Globally, Commvault has announced a multi-pronged transformation plan. Can you give us a regional perspective?
Since 2015, we have been executing on a plan to grow the market share and expand coverage. As a result, our growth is now in double digits. The changing threat landscape coupled with regulatory compliance is driving organisations to invest more in data management and protection solutions. What we are bringing to the table for our customers is RoI and TCO, not just technology.
We have expanded our team and extended coverage across the Middle East including the Levant. We have opened offices in Jordan, Lebanon, Iraq and Egypt. In fact, we recorded our highest business in Q1 this year even in the midst of a general market slump. Today, customers are willing to invest in the right value that brings them operational and cost efficiencies, and that is exactly what we offer.
Commvault has recently partnered with a slew of public cloud providers. Is your strategy going to be around hybrid IT environments?
Cloud is a key strategy for Commvault. If you look at all major cloud service providers including AWS, Microsoft Azure, Google Cloud, they are all looking for data-protection solutions and tools that can easily migrate data from on-premises to the cloud. This is the reason why they have chosen Commvault as we offer the only flexible cloud management platform with a unique data indexing technology. This allows customers to migrate their workloads to public cloud or even within the cloud seamlessly. We offer one single platform for cloud backup, recovery, management and e-discovery.
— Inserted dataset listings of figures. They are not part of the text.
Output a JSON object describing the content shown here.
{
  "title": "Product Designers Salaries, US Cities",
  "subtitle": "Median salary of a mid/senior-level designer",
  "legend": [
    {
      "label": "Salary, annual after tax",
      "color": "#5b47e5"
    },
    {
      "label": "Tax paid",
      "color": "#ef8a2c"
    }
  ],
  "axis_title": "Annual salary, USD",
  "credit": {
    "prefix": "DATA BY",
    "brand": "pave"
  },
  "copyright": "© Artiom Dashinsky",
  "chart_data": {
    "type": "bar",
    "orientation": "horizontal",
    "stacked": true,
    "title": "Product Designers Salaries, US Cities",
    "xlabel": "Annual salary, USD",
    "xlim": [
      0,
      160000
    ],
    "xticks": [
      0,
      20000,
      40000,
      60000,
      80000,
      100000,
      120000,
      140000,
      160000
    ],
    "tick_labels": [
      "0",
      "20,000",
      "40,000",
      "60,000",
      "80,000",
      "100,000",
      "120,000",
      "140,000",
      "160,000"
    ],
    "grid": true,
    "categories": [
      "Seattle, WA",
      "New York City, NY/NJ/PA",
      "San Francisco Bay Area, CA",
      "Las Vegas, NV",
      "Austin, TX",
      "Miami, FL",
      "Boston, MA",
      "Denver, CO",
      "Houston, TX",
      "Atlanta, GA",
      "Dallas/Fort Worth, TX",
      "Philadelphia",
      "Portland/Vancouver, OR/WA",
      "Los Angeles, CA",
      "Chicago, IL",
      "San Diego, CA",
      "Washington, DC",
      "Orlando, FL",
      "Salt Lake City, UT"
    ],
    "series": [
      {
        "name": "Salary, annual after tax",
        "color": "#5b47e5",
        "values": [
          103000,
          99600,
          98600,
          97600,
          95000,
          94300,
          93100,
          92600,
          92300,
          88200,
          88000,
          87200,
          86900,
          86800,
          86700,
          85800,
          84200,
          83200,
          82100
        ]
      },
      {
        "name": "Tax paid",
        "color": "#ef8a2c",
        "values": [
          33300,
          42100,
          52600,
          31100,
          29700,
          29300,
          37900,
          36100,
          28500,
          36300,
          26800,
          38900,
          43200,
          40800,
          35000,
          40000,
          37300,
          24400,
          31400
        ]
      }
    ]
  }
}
Is cloud computing gaining momentum in the Middle East?
Compared to other developed markets in EMEA, this region may have been a bit late to get onto the cloud bandwagon due to regulations on data sovereignty. However, cloud is gaining steam as more and more customers are starting to trust the technology and its benefits. All the top public cloud service providers are setting up shop here. AWS is opening data centres in Bahrain and Saudi; Microsoft and Oracle have announced plans to set up cloud data centres in the UAE. This will help customers feel more confident in terms of compliance. Historically, cloud in this region has been offered mainly by telecom service providers, but it was more around co-location or infrastructure-as-a-service. I believe the real business value of cloud computing is in moving your applications, not just infrastructure.
Last year, Commvault has rolled out hyperscale appliance and software. Is this a new architecture?
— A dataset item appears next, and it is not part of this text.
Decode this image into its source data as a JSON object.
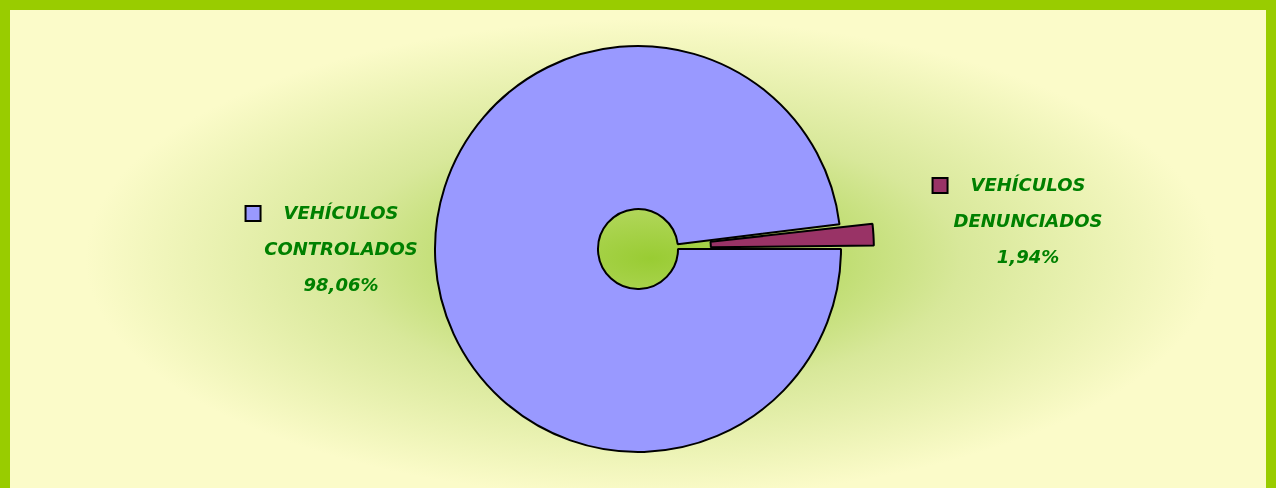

Yes, we believe scale-out architecture will become dominant in enterprise data centres. All customers have IT silos, and traditional appliance hardware for data protection can’t cope with the growth in data. We have aligned with multiple hardware vendors such as Cisco, Huawei and HPE to create reference architectures that we can offer to our customer base either in our own appliance or third-party hardware. These are tested and validated data management and protection solutions that can speed up deployment times so that customers don’t have to waste time in configuring and can scale up to petabytes.
Why is scale-out preferred over scale-up?
The traditional approach is to get an appliance and when you need to expand capacity, stack more appliances on top of that. But the problem with scale-up is that none of these appliances can cascade, which means you can’t implement deduplication across the entire data set. This defeats the whole purpose of the technology. If you are an enterprise customer, you can’t keep filling your data centre with appliances and hardware. What makes us different is our intelligent software, not specialised hadware. When you talk about petabytes, none of the hardware vendors can do this in one single appliance. Our software will allow you to cascade servers and make it hyperscale. We don’t use dedicated hardware but do this on general purpose hardware. This shows real value to our customers in terms of sizing of hardware, power and footprint. If you are a customer with five petabytes of data, with certain technologies you’d typically need a minimum of two purpose-built appliances; we can do this with just five general purpose server-based storage nodes, completely eliminating the need for expensive storage controllers and dedicated media servers.